Konyndyk, "Suriye'de savaşan IŞİD, El Kaide, ÖSO yardımları engelliyor veya tepkisi oluyor mu?" sorusu üzerine yardım örgütlerinin yardımların doğru yere gitmesi için büyük çaba gösterdiklerini ifade ederek, "Muhalefet milisleri çok ciddi bir şekilde engellemede bulunmadılar çoğunlukla. Yardımların doğru yere gittiğini, doğru ellerde son bulduğuna inanıyoruz" dedi.

ABD'nin yardımları
Konyndyk, ABD Hükümetinin insanların ana ihtiyaçlarını karşılayacak çeşitli yardımlarda bulunduğunu belirtti.
Savaştan etkilenenlere "Kış kiti" olarak içinde kışlık yatak, battaniye, kıyafet, çadırların uyumu gibi malzemeler verdiklerini anlatan Konyndyk, sözlerini şöyle sürdürdü:

"Şu anda 400 bin kişiye kış kiti gitmiş, 200 bin kişiye daha gidecek.
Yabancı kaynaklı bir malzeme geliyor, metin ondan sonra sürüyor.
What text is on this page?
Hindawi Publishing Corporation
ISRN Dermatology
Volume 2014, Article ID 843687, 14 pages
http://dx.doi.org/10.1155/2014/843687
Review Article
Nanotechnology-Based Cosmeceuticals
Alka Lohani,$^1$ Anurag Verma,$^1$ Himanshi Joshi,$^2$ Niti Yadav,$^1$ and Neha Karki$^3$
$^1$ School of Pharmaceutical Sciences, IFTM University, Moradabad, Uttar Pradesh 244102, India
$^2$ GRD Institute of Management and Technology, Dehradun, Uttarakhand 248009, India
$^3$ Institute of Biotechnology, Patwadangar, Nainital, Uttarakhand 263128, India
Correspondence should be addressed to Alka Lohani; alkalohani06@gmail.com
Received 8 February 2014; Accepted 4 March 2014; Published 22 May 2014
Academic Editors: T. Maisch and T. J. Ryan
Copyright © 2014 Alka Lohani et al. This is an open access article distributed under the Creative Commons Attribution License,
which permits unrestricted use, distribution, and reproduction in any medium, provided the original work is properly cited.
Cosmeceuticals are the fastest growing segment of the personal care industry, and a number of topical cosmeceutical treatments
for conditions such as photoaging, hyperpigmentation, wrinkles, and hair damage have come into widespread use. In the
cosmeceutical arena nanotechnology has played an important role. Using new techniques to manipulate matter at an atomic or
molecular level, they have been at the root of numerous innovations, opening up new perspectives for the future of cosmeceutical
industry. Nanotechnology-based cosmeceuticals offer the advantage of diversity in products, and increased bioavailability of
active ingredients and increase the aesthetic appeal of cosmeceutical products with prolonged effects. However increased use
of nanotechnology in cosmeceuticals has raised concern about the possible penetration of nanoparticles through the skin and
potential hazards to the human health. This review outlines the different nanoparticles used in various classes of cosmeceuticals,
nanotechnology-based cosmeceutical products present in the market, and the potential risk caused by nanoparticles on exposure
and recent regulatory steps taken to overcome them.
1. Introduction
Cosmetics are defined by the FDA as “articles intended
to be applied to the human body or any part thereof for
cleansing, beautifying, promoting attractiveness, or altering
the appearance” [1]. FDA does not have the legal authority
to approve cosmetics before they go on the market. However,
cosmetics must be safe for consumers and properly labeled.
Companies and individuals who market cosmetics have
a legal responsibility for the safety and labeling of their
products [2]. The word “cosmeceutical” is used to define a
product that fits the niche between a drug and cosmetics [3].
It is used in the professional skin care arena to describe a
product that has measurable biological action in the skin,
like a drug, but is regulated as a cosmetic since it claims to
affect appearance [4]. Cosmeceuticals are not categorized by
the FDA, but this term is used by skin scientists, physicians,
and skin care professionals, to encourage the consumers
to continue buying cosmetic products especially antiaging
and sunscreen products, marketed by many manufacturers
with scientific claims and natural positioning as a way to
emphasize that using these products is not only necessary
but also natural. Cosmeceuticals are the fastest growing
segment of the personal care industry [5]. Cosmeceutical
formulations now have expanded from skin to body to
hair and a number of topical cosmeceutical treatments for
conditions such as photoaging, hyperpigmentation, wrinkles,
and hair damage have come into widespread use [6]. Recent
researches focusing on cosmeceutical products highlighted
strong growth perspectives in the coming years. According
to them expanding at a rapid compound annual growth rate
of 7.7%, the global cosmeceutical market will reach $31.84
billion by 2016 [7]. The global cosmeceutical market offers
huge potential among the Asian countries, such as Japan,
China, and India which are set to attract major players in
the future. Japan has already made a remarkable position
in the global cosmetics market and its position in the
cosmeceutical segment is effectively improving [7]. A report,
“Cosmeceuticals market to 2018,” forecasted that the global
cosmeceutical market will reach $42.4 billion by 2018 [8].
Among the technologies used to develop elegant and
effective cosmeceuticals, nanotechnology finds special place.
Aynı zamanda yiyecek de veriyoruz. Şu anda ABD Hükümeti Suriye içinde verilen yiyecek yardımının 3'te birini karşılıyor. Fırınlara giden un olabiliyor, özel kutular içinde mercimek, şeker, yağ gibi erzak kutuları hazırlanıp ailelere gidiyor direkt olarak. Onun dışında BM Dünya Gıda Programı (WFP) aracılığıyla da tüm ülkeyi yiyecek yardımı yapmak için çok uğraşıyor."

Salgın endişesi
Konyndyk, "Suriye'de geçen yıl yaşanan çocuk felci gibi yeni salgın hastalıkların ortaya çıkmasına dair önlemleri olup olmadığına?" dair soruya ise bu konunun çok önemli olduğunu, bu konuda çok endişeli oldukları yanıtını verdi.

Konyndyk, şöyle konuştu:
"Geçtiğimiz yıl gördüğümüz şey Suriye'de sağlık sisteminin birçok alanlarda çökmesi. Aynı zamanda su, kanalizasyon sisteminin de çökmesi gibi. Bu ikisini de bir araya getirdiğiniz zaman çok ciddi salgın hastalıklar olması için uygun bir zemin oluşmuş oluyor. Bu nedenle de salgın hastalıkların yayılması, tekrar ortaya çıkması konusunda çok endişeliyiz. Burada Suriye Hükümeti de gerçekten bu durumu daha da kötüleştirdi. Kendi hastanelerini bombalayarak, yardım için giden doktorları ve sağlık insanlarını engelleyerek. "

Suriye'de kayıp jenerasyon
Konyndyk, "Savaştan etkilenen çocuklara yönelik yapılan yardımlar" hakkında da çocukların özel ihtiyaçlarını giderecek çeşitli programları desteklediklerini söyledi.
"Bizi endişelendiren şey eğitim veya hiçbir ana hizmet alamamış Suriyeli çocuklardan bir kayıp jenerasyon olması" diyen

Konyndyk, şöyle devam etti:
"Şu anda bu çatışmalar nedeniyle 3 yıldır okula gidememiş çocuklar var. Aynı zamanda çok korkunç şeylere tanık olmuş travma geçiren çocuklar var. ABD komşu ülkelerdeki mülteci çocuklarına okul ve psikolojik danışmanlık yardımı vermeye çalışıyor. Suriye'nin içinde de aynı tip yardımlarda bulunmaya çalışıyor. Travmaya uğramış çocuklara psikososyal destek gibi. Bu çocuklar bırakın insanı, hiçbir çocuğun görmemesi gereken şeyleri görmüş durumdalar."
Konyndyk, komşu ülkelerde yapılan yardımların daha göze çarptığını ancak aslında Suriye'nin içinde çok yardım ihtiyacı olduğunu belirterek, ABD'nin de yaptığı insani yardımın hemen hemen yarısının Suriye'nin içine gittiğini kaydetti.